Classic Moonbat.

Georges Monbiot had a little run there of decent articles. Today we’re back to classical Moonbat, it’s capitalism and free markets that’re killing everyone.

It is not just that we
are free to kill other people; market freedom constrains us to do so.
The economy is so organised as to make it almost impossible to do the
right thing. If your village isn’t served by public transport and there
is nowhere safe to cycle, you have, for all the talk of freedom to
drive, no choice. If the superstores have shut down all the small
shops, you must give your money to a company whose purchasing and
distribution networks look like a plan for maximum environmental impact.

So
we are encouraged by the market and left free by the law to inflict the
most grievous harm that any group of people has ever inflicted on any
other. There are several good reasons for supposing that climate
change, within the course of this century, will throw the world into
food deficit. The glaciers of the Himalayas, which feed the great
rivers watering the farmland keeping Asia alive, are disappearing. As
the temperature rises, plant growth in the tropics is likely to slow
down: already this appears to be happening to rice crops in the
Philippines. Drought zones are expanding: even in the early 1990s the
nomadic people I worked with in east Africa were complaining that the
40-year famine cycle had been compressed to four or five.

Already,
with a net food surplus, some 800 million people on earth are
permanently malnourished. With a net food deficit, this figure could
rise into the billions. We will be responsible for this. By the time we
reach the end of our lives, every one of us, however kind and mild and
well-meaning we might be, will have been responsible for the
equivalent, in terms of human suffering, of a medium-sized act of
terrorism.

There it is folks, absolute proof, if any you should need, that the only solution to climate change is to abolish free markets. The most recent example I can think of of a place that did not have free markets was the Soviet Union. That worked really well didn’t it? Didn’t contribute to climate change at all, provided a far better standard of living for its people? OK Georges, you’ve sold me on the idea.

8 responses

  1. Having lived in Russia (admittedly a decade after the fall of the Soviet Union) I can only point out that for most villages, a bus once a day is a luxury.
    Actually, having a bus call twice a day (once in the morning, once in the evening) is, frankly, more than enough for general life – it simply requires that village residents engage in a modicum of planning. A bus twice a day isn’t enough, however, if you want that life to include going wherever you want on a whim.

  2. dearieme Avatar
    dearieme

    “there is nowhere safe to cycle” = government failure.

  3. Disenfranchised

    It turns out to be the usual bonkers stuff about global capitalism being responsible for the gas chambers. But when I first saw the title I assumed it was about his Dad’s work on disenfranchising members of the Tory party.
    Because of course George…

  4. Rob Read Avatar
    Rob Read

    This is just the set-up, in order to justify grabbing freedom from the masses and placing themselves in charge.
    Of course, as leaders (however still equals), they would need special transport provision and food needs.
    Everyone who doesn’t accept that this is the best way to run things needs some re-education!

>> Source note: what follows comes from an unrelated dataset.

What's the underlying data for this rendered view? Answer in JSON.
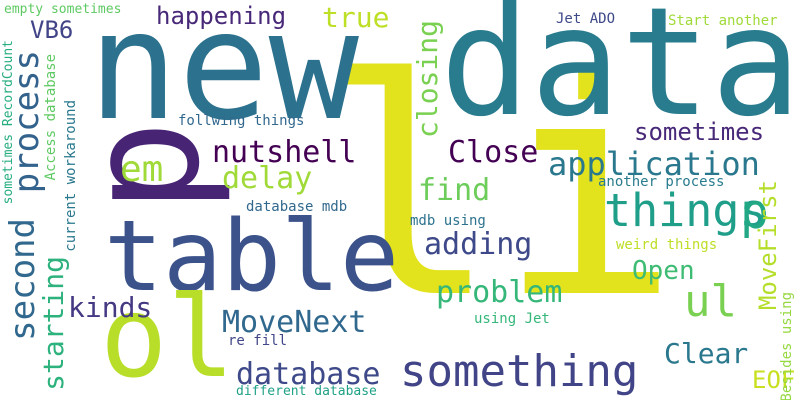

  5. Hey Andy! You’re getting around!

  6. dsquared Avatar
    dsquared

    There it is folks, absolute proof, if any you should need, that the only solution to climate change is to abolish free markets
    This would make sense if you believed that the only two possibilities in the world would be that specific combination of free and regulated markets which we currently have (which both you and Monbiot curiously choose to refer to as “free markets”) or Soviet-style Communism. On the other hand, when you put it that way, to be honest it isn’t really Monbiot who comes over as being the one who is foolishly oversimplifying things.

  7. Andrew Duffin Avatar
    Andrew Duffin

    As the temperature rises, plant growth is likely to slow down?
    Eh? What is he smoking?
    Coming up next – Moonbat keeps his tomato plants outside in the frost, they germinate quicker that way.
    Blimey.

  8. N.I.B. Avatar
    N.I.B.

    How many times… We don’t have a free market in anything other than name. How else can it be cheaper to buy a piece of New Zealand lamb than it is to buy a piece of the lamb who’s currently gambolling about in the field next door? Imagine all the greenhouse gases that’d save!